El film nunca se estrenó, se encontró en un desván en los años ochenta y lo publicó una empresa de video dedicada a rarezas de culto y bizarras, Something Weird. Con el tiempo, encontró un culto alrededor. La historia es la siguiente: una pareja trata de tener relaciones sexuales. Son, por lo demás, el hombre y la mujer menos atractivos de la historia del género. Y además él arrastra un pequeño problema técnico durante toda la película: carece de erección. Eso sí, hace denodados esfuerzos orales y digitales, digamos todo. Claro que hay que ser un humano bastante fácil a la hora de la excitación para encontrar algún incentivo en la señorita que le ha tocado. Pero es un filme igualitario: en circunstancias normales, ninguno de los dos produce algo parecido a la excitación.

Mientras esto sucede, del otro lado de la ciudad, Bat Pussy -que siente en sus genitales cuando se va a cometer un crimen, lo que la hace pariente tanto del murciélago como del Hombre Araña- percibe que en Ciudad Gótica se va a filmar una porno sin su participación y allí va. Aquí viene un momento surreal: viaja saltando en una pelota roja, y solo para para orinar y detener un intento de violación. Es bastante creativo el asunto, ojo; ¿a quién se le ocurriría tal Pussymóvil?

Volviendo a la pareja principal, él decide sacarle fotos al sexo de ella para hacerse ricos vendiéndolas (pobre iluso, no es precisamente El origen del mundo, de Courbet, cuadro al que quizás le dediquemos una columna) por ahí. Y llega entonces Bat Pussy para participar de un trío. Sabemos que la mayoría de los hombres heterosexuales tiene como fantasía tener en la cama a dos mujeres. Sí, sí, usted también, no vamos a decir nada, no se preocupe. Pero si siente vergüenza o quiere deshacerse de tal fantasía, le recomendamos ver este trío nada dinámico. Hay momentos donde uno siente pavor: él trata de darle sexo oral a una de las ellas, que de tanto moverse empieza a caer de cabeza de la cama. El miedo a ver cómo un ser humano se desnuca en vivo mantiene nuestra atención. Por otro lado, el filme se realizó con una (in)capacidad tecnológica digna de peores causas. El fotograma que ilustra este texto es prueba de la calidad (?) de la imagen. Hoy, cuando la educación sexual es un tema candente, quizás sea bueno que los colegios religiosos tengan una copia de Bat Pussy para ver y discutir en clase: es improbable que alguien quiera tener sexo después de ver lo que parece en esta película. Es un método anticonceptivo de una efectividad casi absoluta.
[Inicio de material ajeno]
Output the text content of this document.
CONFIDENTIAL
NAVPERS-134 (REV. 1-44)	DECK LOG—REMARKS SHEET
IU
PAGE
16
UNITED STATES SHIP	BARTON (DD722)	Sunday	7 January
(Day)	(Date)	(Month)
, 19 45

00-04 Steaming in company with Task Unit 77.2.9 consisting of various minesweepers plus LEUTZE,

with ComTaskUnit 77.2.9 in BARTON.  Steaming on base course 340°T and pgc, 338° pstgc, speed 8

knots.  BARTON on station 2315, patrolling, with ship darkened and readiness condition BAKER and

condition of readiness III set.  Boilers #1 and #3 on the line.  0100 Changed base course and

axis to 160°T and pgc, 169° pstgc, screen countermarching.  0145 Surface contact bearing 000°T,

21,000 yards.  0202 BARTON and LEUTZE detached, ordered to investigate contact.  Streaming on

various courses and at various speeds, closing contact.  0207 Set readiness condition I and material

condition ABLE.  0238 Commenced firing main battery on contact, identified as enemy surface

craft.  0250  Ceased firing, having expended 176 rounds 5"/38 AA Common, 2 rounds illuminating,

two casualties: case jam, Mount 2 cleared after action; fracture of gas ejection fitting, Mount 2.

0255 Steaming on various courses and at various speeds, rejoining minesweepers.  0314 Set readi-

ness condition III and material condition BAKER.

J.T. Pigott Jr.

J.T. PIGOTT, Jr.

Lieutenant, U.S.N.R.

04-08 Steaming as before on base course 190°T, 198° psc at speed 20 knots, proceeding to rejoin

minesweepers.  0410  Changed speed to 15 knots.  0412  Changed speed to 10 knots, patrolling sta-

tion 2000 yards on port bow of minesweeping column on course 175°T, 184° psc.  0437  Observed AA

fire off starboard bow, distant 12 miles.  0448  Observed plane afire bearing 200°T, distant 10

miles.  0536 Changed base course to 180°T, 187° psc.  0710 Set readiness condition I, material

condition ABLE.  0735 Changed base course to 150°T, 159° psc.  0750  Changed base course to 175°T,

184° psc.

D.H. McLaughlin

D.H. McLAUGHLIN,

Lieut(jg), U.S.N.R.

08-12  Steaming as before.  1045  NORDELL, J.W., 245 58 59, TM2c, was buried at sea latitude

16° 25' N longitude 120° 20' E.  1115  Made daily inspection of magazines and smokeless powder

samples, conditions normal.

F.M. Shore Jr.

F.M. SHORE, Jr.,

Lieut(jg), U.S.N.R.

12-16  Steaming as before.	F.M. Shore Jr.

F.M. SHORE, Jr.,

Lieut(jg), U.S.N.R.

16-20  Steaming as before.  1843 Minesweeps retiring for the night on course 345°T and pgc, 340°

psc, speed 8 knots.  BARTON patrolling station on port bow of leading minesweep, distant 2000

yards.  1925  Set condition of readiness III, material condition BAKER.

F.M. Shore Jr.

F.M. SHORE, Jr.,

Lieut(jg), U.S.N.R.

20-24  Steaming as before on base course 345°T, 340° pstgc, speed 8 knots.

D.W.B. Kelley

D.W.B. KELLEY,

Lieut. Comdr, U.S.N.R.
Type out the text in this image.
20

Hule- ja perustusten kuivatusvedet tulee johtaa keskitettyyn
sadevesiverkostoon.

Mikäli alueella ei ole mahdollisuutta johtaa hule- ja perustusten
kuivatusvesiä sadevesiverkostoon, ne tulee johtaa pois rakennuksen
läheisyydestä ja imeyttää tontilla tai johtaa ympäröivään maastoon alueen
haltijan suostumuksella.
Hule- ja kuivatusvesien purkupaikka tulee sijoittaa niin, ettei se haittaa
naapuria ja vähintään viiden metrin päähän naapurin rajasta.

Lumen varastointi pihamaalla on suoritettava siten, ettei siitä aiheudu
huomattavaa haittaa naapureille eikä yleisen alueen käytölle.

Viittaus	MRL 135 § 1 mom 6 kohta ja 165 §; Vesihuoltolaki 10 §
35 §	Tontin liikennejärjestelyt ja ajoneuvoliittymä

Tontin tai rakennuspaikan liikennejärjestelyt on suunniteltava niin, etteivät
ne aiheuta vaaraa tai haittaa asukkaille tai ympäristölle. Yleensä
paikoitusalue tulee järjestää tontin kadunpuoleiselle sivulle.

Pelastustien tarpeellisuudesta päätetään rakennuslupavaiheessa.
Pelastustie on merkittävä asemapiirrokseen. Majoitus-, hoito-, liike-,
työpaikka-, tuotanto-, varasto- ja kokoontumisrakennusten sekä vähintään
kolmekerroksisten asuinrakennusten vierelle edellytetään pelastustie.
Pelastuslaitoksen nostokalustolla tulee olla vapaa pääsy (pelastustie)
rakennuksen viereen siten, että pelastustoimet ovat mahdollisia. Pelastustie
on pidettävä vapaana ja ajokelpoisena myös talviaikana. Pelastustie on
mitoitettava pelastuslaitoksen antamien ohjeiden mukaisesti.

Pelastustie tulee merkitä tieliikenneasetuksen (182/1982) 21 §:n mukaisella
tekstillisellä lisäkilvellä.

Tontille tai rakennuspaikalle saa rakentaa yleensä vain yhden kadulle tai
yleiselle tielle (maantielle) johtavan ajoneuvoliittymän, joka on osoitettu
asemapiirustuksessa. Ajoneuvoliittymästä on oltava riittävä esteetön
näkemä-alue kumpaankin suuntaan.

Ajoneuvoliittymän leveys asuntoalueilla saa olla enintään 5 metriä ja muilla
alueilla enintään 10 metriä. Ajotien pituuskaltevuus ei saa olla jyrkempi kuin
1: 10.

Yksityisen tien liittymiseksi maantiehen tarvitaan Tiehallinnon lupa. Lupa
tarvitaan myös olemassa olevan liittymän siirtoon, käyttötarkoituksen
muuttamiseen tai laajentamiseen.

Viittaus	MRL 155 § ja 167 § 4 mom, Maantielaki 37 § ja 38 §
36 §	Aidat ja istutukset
Pero vamos a la lección de cine. La película está mal hecha por varias razones: en principio, no sabe cómo filmar a sus protagonistas para que ejerzan cierto atractivo (es el cómo, y no el qué del encuadre lo que le da sentido). Carece de continuidad -es decir, no sabemos por qué y de qué cosa anterior pasa lo que pasa en la pantalla. Sus diálogos son incomprensibles y no hay edición alguna en lo que debería ser central, el sexo. Pero se aprende mucho: si quiere hacer una película y duda, haga exactamente lo contrario de lo que se ve aquí.